Sue Davis worked with Gretchen Dodge in Government Information to
design a physical condition preservation survey for the SuDocs collection that
will be carried out by students. Sue and
Charlotte will provide training and collection maintenance follow up as further
plans become finalized.
BINDING:
1,149 monographs
24 rebinds
296 periodicals and
110 serials were sent to Heckman Bindery during September.

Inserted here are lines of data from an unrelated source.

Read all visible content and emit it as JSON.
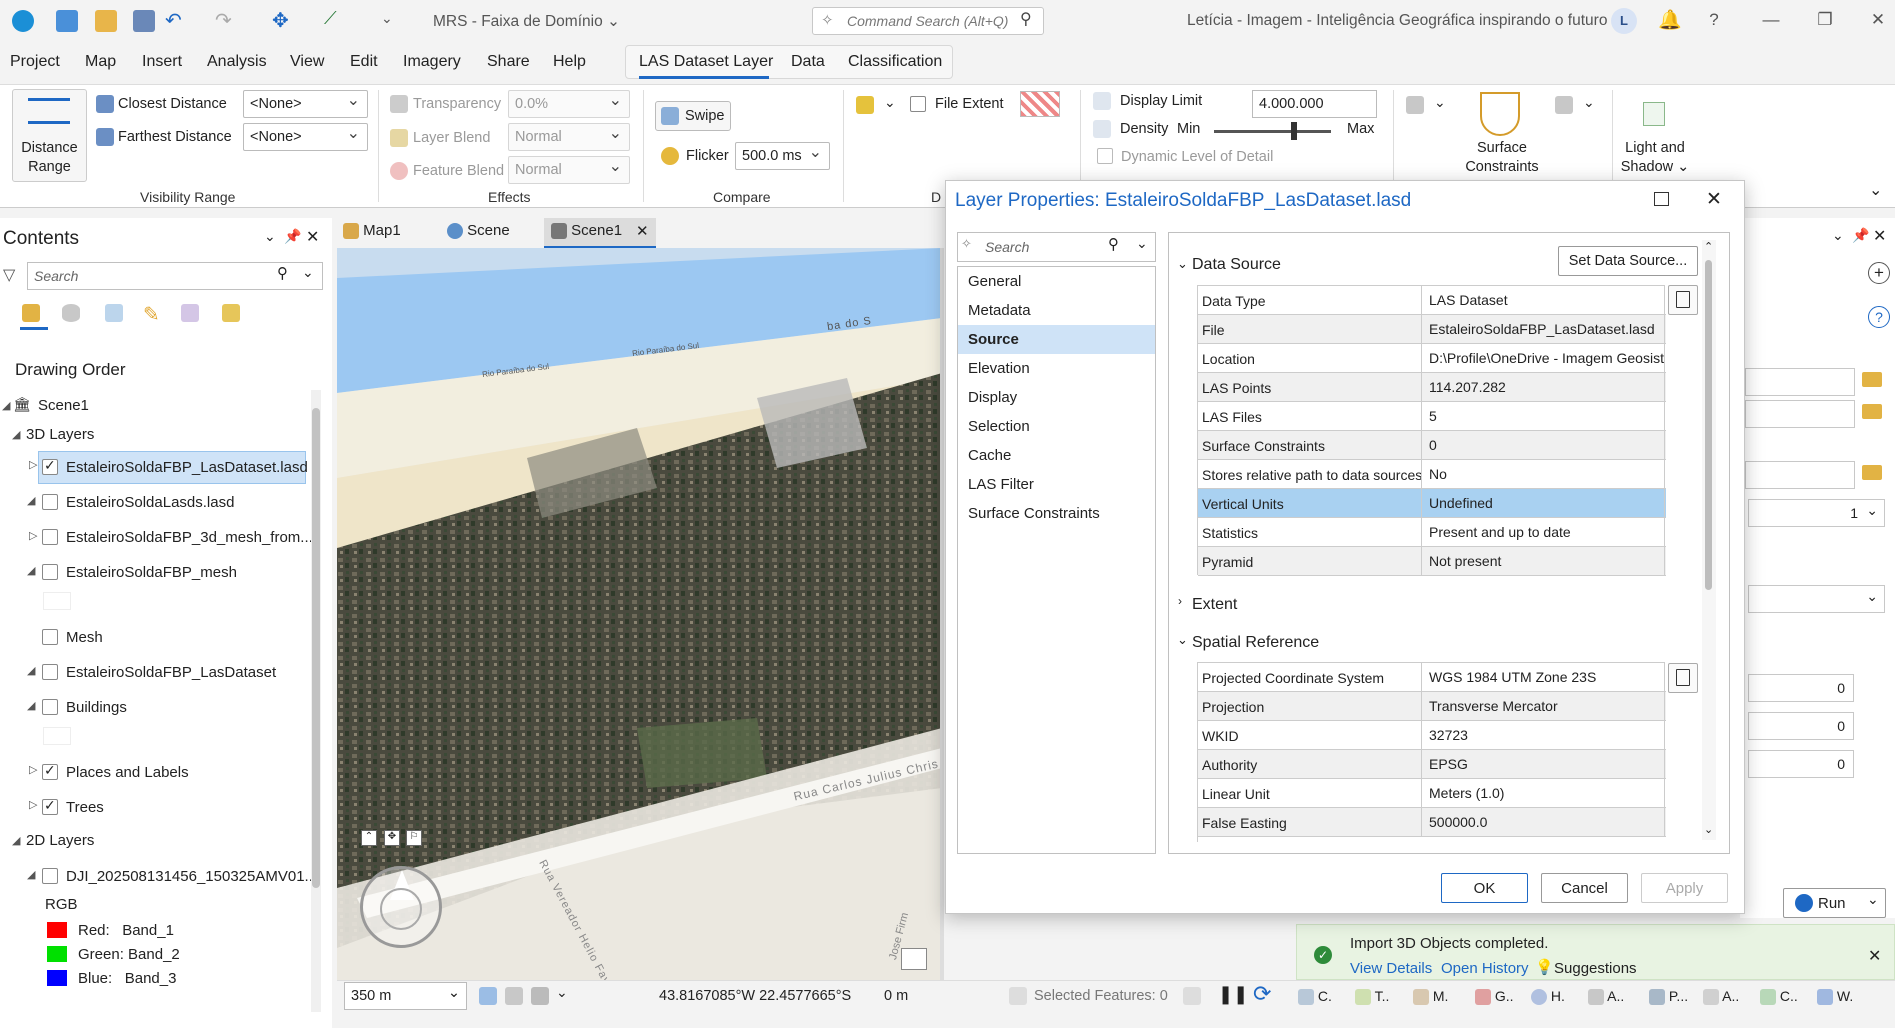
{
  "titlebar": {
    "project_name": "MRS - Faixa de Domínio",
    "command_search_placeholder": "Command Search (Alt+Q)",
    "user_text": "Letícia - Imagem - Inteligência Geográfica inspirando o futuro",
    "user_initial": "L"
  },
  "menu": {
    "items": [
      "Project",
      "Map",
      "Insert",
      "Analysis",
      "View",
      "Edit",
      "Imagery",
      "Share",
      "Help"
    ],
    "context_tabs": [
      "LAS Dataset Layer",
      "Data",
      "Classification"
    ]
  },
  "ribbon": {
    "distance_range_label": "Distance Range",
    "closest_distance_label": "Closest Distance",
    "closest_distance_value": "<None>",
    "farthest_distance_label": "Farthest Distance",
    "farthest_distance_value": "<None>",
    "visibility_range_group": "Visibility Range",
    "transparency_label": "Transparency",
    "transparency_value": "0.0%",
    "layer_blend_label": "Layer Blend",
    "layer_blend_value": "Normal",
    "feature_blend_label": "Feature Blend",
    "feature_blend_value": "Normal",
    "effects_group": "Effects",
    "swipe_label": "Swipe",
    "flicker_label": "Flicker",
    "flicker_value": "500.0",
    "flicker_unit": "ms",
    "compare_group": "Compare",
    "d_group_truncated": "D",
    "file_extent_label": "File Extent",
    "display_limit_label": "Display Limit",
    "display_limit_value": "4.000.000",
    "density_label": "Density",
    "density_min": "Min",
    "density_max": "Max",
    "density_level": 0.75,
    "dynamic_lod_label": "Dynamic Level of Detail",
    "surface_constraints_label": "Surface Constraints",
    "light_shadow_label": "Light and Shadow"
  },
  "contents": {
    "title": "Contents",
    "search_placeholder": "Search",
    "drawing_order": "Drawing Order",
    "scene": "Scene1",
    "group_3d": "3D Layers",
    "layers_3d": [
      {
        "name": "EstaleiroSoldaFBP_LasDataset.lasd",
        "checked": true
      },
      {
        "name": "EstaleiroSoldaLasds.lasd",
        "checked": false
      },
      {
        "name": "EstaleiroSoldaFBP_3d_mesh_from...",
        "checked": false
      },
      {
        "name": "EstaleiroSoldaFBP_mesh",
        "checked": false
      },
      {
        "name": "Mesh",
        "checked": false
      },
      {
        "name": "EstaleiroSoldaFBP_LasDataset",
        "checked": false
      },
      {
        "name": "Buildings",
        "checked": false
      },
      {
        "name": "Places and Labels",
        "checked": true
      },
      {
        "name": "Trees",
        "checked": true
      }
    ],
    "group_2d": "2D Layers",
    "layer_2d": "DJI_202508131456_150325AMV01...",
    "rgb_label": "RGB",
    "bands": [
      {
        "label": "Red:",
        "band": "Band_1",
        "color": "#ff0000"
      },
      {
        "label": "Green:",
        "band": "Band_2",
        "color": "#00e000"
      },
      {
        "label": "Blue:",
        "band": "Band_3",
        "color": "#0000ff"
      }
    ]
  },
  "view_tabs": [
    "Map1",
    "Scene",
    "Scene1"
  ],
  "map": {
    "labels": [
      "ba do S",
      "Rio Paraíba do Sul",
      "Rio Paraíba do Sul",
      "Rua Carlos Julius Chris",
      "Rua Vereador Helio Favieri",
      "Jose Firm"
    ]
  },
  "status_bar": {
    "scale": "350 m",
    "coordinates": "43.8167085°W 22.4577665°S",
    "elevation": "0 m",
    "selected_features": "Selected Features: 0"
  },
  "dialog": {
    "title": "Layer Properties: EstaleiroSoldaFBP_LasDataset.lasd",
    "nav_search_placeholder": "Search",
    "nav_items": [
      "General",
      "Metadata",
      "Source",
      "Elevation",
      "Display",
      "Selection",
      "Cache",
      "LAS Filter",
      "Surface Constraints"
    ],
    "selected_nav": "Source",
    "data_source_header": "Data Source",
    "set_data_source_button": "Set Data Source...",
    "data_source_rows": [
      {
        "key": "Data Type",
        "value": "LAS Dataset"
      },
      {
        "key": "File",
        "value": "EstaleiroSoldaFBP_LasDataset.lasd"
      },
      {
        "key": "Location",
        "value": "D:\\Profile\\OneDrive - Imagem Geosist"
      },
      {
        "key": "LAS Points",
        "value": "114.207.282"
      },
      {
        "key": "LAS Files",
        "value": "5"
      },
      {
        "key": "Surface Constraints",
        "value": "0"
      },
      {
        "key": "Stores relative path to data sources",
        "value": "No"
      },
      {
        "key": "Vertical Units",
        "value": "Undefined"
      },
      {
        "key": "Statistics",
        "value": "Present and up to date"
      },
      {
        "key": "Pyramid",
        "value": "Not present"
      }
    ],
    "extent_header": "Extent",
    "spatial_ref_header": "Spatial Reference",
    "spatial_ref_rows": [
      {
        "key": "Projected Coordinate System",
        "value": "WGS 1984 UTM Zone 23S"
      },
      {
        "key": "Projection",
        "value": "Transverse Mercator"
      },
      {
        "key": "WKID",
        "value": "32723"
      },
      {
        "key": "Authority",
        "value": "EPSG"
      },
      {
        "key": "Linear Unit",
        "value": "Meters (1.0)"
      },
      {
        "key": "False Easting",
        "value": "500000.0"
      }
    ],
    "ok_button": "OK",
    "cancel_button": "Cancel",
    "apply_button": "Apply"
  },
  "right_pane": {
    "field_value_1": "1",
    "zero_1": "0",
    "zero_2": "0",
    "zero_3": "0",
    "run_button": "Run"
  },
  "notification": {
    "message": "Import 3D Objects completed.",
    "view_details": "View Details",
    "open_history": "Open History",
    "suggestions": "Suggestions"
  },
  "bottom_toolbar": [
    "C.",
    "T..",
    "M.",
    "G..",
    "H.",
    "A..",
    "P...",
    "A..",
    "C..",
    "W."
  ],
  "colors": {
    "accent": "#1e68c4",
    "selection": "#cfe3f7",
    "highlight_row": "#a9d1f1",
    "toast_bg": "#e8f3e2"
  }
}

1,454 new Central paperbacks sorted (a 2-year high) and 658
selected for immediate binding.
180 monographs rebarcoded
in preparation for binding
With Linda Davis's help in serial holdings, the team updated 725
Acorn records as a result of binding.
MARKING:
3,477 volumes
147 unbound serials
236 RUSH items
The oldest materials on the marking shelves have been waiting
about two weeks.
REPAIR:
349 volumes were repaired with 413 treatments
A significant portion of the month was spent measuring and then
processing a very large wrapper order, mostly for Special Collections. We also treated Central, Divinity, Peabody,
Law, and Science materials in September.